Back in the waiting room I let out a breath I’d been holding for six days. I was relieved for a brief moment before it hit me that my daughter was in surgery. But five hours later and she was out. Her epidural had worked, her cough had cleared and they had gotten a few degrees of range in her knees! In the coming two years the plates in her knees will hopefully get her even straighter!

No cough!

Epidural working!
One of the first things Laelia said after waking up from surgery was, “The next one to have surgery will be my brother. I’m gonna hold his hand and make sure he’s alright. I’m going to give him his medicine too!” (She seemed a little thrilled with that thought so I gave her a look. She quickly amended,) “Because I love him.”
Someone is happy that this is her last big surgery for a while.
The first day after surgery everything went right that could go right. Everything. Then the day after that things went wrong. Laelia’s epidural had slipped a bit. The doctor recommended they pull it out and see how she did. We’ve made some stupid decisions before, but this one had two hard days of consequences to it. She was in constant pain. And they threw every medicine they could think of at her. She had IVs in both hands and was on morphine, Valium, Tylenol, Codeine, something for the itching, something new for the panicking and something strong to help her sleep. As the first hard day progressed and they could not get on top of the pain they finally started doubling all doses. She went 35 hours without sleep because of pain. She made the nurse cry. She made us cry. She was darn pitiful. Finally, since she was eating, drinking and pooping, I asked them to discharge her and we would be right down the road and come back if there were any problems. We took her back to the Ronald McDonald House. Just being outside the hospital worked wonders. She got her first real sleep and so did we. Four solid hours. She woke up a new girl!
For as hard as her recovery has been, it is not as hard as the surgery she had a year and a half ago when her epidural failed.
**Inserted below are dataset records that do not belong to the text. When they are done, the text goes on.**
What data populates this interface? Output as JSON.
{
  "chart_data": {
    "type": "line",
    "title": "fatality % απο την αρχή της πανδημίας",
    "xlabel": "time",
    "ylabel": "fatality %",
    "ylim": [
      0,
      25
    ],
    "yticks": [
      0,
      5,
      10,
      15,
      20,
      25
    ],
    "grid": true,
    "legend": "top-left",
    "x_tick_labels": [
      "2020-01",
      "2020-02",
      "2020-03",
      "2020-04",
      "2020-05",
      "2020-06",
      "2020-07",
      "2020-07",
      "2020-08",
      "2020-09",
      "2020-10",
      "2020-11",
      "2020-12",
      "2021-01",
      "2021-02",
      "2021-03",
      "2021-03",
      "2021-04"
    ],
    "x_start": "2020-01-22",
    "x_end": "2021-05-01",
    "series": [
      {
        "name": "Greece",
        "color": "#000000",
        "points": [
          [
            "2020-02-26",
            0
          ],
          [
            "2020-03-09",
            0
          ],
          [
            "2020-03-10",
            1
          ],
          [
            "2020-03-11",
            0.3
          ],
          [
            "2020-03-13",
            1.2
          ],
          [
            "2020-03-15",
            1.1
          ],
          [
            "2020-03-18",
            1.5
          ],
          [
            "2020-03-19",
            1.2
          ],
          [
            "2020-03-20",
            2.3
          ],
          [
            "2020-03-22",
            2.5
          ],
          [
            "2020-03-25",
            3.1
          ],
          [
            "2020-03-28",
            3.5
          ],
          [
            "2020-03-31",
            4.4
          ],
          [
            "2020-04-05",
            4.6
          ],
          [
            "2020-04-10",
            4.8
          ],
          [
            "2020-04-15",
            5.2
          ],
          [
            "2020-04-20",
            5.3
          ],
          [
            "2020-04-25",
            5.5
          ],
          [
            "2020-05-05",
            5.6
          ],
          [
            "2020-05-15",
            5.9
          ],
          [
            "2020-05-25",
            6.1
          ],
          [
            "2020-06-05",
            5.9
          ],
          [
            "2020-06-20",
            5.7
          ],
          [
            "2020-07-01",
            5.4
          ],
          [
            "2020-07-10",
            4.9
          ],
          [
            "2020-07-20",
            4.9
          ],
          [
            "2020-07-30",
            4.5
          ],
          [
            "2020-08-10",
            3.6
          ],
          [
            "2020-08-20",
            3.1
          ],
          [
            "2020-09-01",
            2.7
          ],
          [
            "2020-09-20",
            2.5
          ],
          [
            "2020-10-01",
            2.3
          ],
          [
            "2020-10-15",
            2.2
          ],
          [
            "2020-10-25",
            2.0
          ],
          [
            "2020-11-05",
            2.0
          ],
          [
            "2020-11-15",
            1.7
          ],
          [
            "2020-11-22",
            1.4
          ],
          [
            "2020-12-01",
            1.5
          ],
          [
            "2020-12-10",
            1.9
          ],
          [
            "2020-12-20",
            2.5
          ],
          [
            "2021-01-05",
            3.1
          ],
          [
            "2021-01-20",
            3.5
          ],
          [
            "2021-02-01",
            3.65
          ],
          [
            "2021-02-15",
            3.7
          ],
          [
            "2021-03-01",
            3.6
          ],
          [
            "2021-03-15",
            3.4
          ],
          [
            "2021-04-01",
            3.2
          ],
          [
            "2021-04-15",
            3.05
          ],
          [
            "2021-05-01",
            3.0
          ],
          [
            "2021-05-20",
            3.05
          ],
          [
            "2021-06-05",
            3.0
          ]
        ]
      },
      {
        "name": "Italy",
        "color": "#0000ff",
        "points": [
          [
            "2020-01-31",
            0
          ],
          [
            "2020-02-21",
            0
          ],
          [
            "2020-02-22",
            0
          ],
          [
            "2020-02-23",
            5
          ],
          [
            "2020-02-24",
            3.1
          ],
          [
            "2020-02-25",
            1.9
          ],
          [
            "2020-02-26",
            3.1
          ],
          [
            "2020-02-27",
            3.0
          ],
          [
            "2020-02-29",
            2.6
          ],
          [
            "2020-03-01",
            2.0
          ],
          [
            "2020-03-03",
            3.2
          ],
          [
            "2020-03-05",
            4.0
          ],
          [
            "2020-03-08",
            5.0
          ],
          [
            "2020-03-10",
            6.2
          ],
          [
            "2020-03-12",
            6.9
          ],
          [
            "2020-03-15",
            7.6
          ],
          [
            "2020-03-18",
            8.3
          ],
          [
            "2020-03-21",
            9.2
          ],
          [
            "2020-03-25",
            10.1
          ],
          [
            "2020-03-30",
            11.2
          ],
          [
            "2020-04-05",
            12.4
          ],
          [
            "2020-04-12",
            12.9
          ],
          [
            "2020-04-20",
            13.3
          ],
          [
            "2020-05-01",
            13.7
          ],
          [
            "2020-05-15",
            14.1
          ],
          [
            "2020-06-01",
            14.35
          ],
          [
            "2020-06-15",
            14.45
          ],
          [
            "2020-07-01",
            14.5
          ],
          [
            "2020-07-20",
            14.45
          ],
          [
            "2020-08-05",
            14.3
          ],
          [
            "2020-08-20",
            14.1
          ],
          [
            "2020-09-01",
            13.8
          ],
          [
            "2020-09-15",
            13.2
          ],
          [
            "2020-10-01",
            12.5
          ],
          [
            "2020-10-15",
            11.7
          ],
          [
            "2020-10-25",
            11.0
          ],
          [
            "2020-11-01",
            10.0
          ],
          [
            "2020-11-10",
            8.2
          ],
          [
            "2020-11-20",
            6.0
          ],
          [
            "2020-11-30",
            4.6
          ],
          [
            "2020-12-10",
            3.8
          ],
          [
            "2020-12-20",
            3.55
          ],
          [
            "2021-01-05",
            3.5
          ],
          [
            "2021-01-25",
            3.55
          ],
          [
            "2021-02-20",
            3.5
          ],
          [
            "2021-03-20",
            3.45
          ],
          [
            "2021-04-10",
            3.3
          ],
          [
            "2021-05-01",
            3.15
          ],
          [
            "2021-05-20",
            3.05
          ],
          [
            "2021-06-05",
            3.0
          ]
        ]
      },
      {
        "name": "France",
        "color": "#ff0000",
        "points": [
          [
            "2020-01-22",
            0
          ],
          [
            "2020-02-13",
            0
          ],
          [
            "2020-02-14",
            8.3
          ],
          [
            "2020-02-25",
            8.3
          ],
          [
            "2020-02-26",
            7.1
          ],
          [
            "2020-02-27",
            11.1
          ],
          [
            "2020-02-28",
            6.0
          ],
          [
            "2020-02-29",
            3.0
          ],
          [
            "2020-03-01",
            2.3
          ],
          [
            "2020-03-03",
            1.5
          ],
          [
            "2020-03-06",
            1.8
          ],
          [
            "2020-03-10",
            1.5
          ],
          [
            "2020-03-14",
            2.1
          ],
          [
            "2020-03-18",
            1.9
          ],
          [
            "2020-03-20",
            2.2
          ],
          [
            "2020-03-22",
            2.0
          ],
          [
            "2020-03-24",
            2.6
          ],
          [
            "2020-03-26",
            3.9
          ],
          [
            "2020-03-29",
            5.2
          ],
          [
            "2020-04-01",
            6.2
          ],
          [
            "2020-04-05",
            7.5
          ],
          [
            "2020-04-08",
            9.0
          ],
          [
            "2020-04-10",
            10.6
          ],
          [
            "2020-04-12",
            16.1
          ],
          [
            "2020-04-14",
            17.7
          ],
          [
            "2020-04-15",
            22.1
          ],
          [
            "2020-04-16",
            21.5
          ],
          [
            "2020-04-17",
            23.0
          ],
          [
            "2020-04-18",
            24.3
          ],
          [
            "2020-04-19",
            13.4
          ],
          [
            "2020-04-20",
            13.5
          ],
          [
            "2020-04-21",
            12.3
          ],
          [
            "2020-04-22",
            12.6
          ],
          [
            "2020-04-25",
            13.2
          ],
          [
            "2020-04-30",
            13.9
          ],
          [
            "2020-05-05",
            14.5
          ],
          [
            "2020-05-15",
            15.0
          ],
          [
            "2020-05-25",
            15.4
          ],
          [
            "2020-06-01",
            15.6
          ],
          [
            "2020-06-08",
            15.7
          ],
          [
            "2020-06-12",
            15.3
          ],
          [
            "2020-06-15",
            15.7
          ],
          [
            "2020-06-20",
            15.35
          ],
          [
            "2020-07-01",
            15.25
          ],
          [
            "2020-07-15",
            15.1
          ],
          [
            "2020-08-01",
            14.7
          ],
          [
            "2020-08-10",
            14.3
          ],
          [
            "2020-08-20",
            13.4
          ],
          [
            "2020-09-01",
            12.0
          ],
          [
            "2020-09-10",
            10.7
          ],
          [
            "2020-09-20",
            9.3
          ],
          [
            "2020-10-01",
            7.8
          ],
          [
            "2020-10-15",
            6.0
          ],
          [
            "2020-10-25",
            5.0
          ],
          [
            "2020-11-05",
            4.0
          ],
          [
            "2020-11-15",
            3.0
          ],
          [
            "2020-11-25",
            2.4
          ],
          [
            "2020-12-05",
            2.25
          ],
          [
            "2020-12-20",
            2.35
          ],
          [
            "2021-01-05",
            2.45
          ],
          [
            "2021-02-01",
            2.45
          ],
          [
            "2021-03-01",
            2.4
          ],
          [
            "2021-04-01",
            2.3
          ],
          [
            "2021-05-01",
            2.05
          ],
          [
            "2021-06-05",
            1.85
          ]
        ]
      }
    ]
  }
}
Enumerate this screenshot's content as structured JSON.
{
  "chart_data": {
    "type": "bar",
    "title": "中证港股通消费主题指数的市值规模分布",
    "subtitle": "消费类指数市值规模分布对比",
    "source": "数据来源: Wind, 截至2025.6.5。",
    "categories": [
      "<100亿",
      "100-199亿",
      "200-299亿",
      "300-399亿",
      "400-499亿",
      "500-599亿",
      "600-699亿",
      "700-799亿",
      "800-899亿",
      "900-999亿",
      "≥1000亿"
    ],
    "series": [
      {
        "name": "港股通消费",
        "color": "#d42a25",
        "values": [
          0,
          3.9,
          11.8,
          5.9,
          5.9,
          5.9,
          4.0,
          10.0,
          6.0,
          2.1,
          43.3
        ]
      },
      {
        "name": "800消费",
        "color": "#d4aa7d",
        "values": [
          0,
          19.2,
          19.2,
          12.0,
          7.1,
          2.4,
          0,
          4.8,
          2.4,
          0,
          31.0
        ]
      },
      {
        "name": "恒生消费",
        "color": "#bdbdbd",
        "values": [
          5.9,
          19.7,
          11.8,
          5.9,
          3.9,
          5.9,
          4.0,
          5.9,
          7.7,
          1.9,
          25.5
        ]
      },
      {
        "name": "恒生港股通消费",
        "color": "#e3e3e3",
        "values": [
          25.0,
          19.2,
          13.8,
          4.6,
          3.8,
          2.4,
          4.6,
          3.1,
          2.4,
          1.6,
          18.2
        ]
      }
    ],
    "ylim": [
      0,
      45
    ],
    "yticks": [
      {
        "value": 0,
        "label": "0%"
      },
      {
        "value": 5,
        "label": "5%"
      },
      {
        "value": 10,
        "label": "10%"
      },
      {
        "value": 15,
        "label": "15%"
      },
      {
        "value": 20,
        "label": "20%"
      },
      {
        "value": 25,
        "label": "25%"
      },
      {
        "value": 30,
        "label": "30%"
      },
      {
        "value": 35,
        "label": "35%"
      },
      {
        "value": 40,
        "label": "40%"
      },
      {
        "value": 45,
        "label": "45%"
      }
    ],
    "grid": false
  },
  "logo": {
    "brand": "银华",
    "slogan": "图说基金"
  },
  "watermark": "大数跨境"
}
That was much harder.
Sunday night we took two long plane rides home. We’d only been home about twenty minutes before she threw up all the contents of her stomach, including her pain meds. She had a painful, sleepless night last night and a painful morning all morning. I finally snuck enough pain meds into her food to get her resting again this afternoon. She is refusing pain meds and it’s hard to get them into her! It’s my four year old verses my sanity! She cries and cries that her legs hurt, but when I offer her pain meds she won’t take them and spits them out. Also they have me doing physical therapy with her already (if you can imagine this please say a prayer for me and for her) so just add that to the torture. All and all it’s been a hard week.
But we knew it would be bad going into it. What we didn’t expect was any of the good times. It was downright thrilling to have to make the pediatric crutches Laelia uses longer because she had gained a couple of inches overnight! Laelia was also praised for being the sweetest little thing in the PICU. And she was so diabolical even through her pain. She had a speech about what hurt and what she wanted done about it that she threw at anyone entering the room–even the janitor! She directed her menu like a queen. When she was transferred out of the PICU she had me first take her to every floor of the hospital on her way to her recovery room so she could tell them all that she had just had surgery in an attempt to get presents out of the Shriners staff who seem to always walk around carrying goodies. (If it weren’t for all the medical stuff this place would be Kid Heaven!) She walked out with a monkey from the OR, a bear from PICU, a doll from the therapy floor and a doggie from somewhere. It is a privilege to be this little girl’s mommy. She is a joy!
Today Laelia stood up tall by herself with the help of crutches and her casts. She looked at me and asked through gritted teeth, “Mama? Am I tall enough for the big rides at Disneyland?”
That little player is determined to get a trip to Disneyland out of this thing too.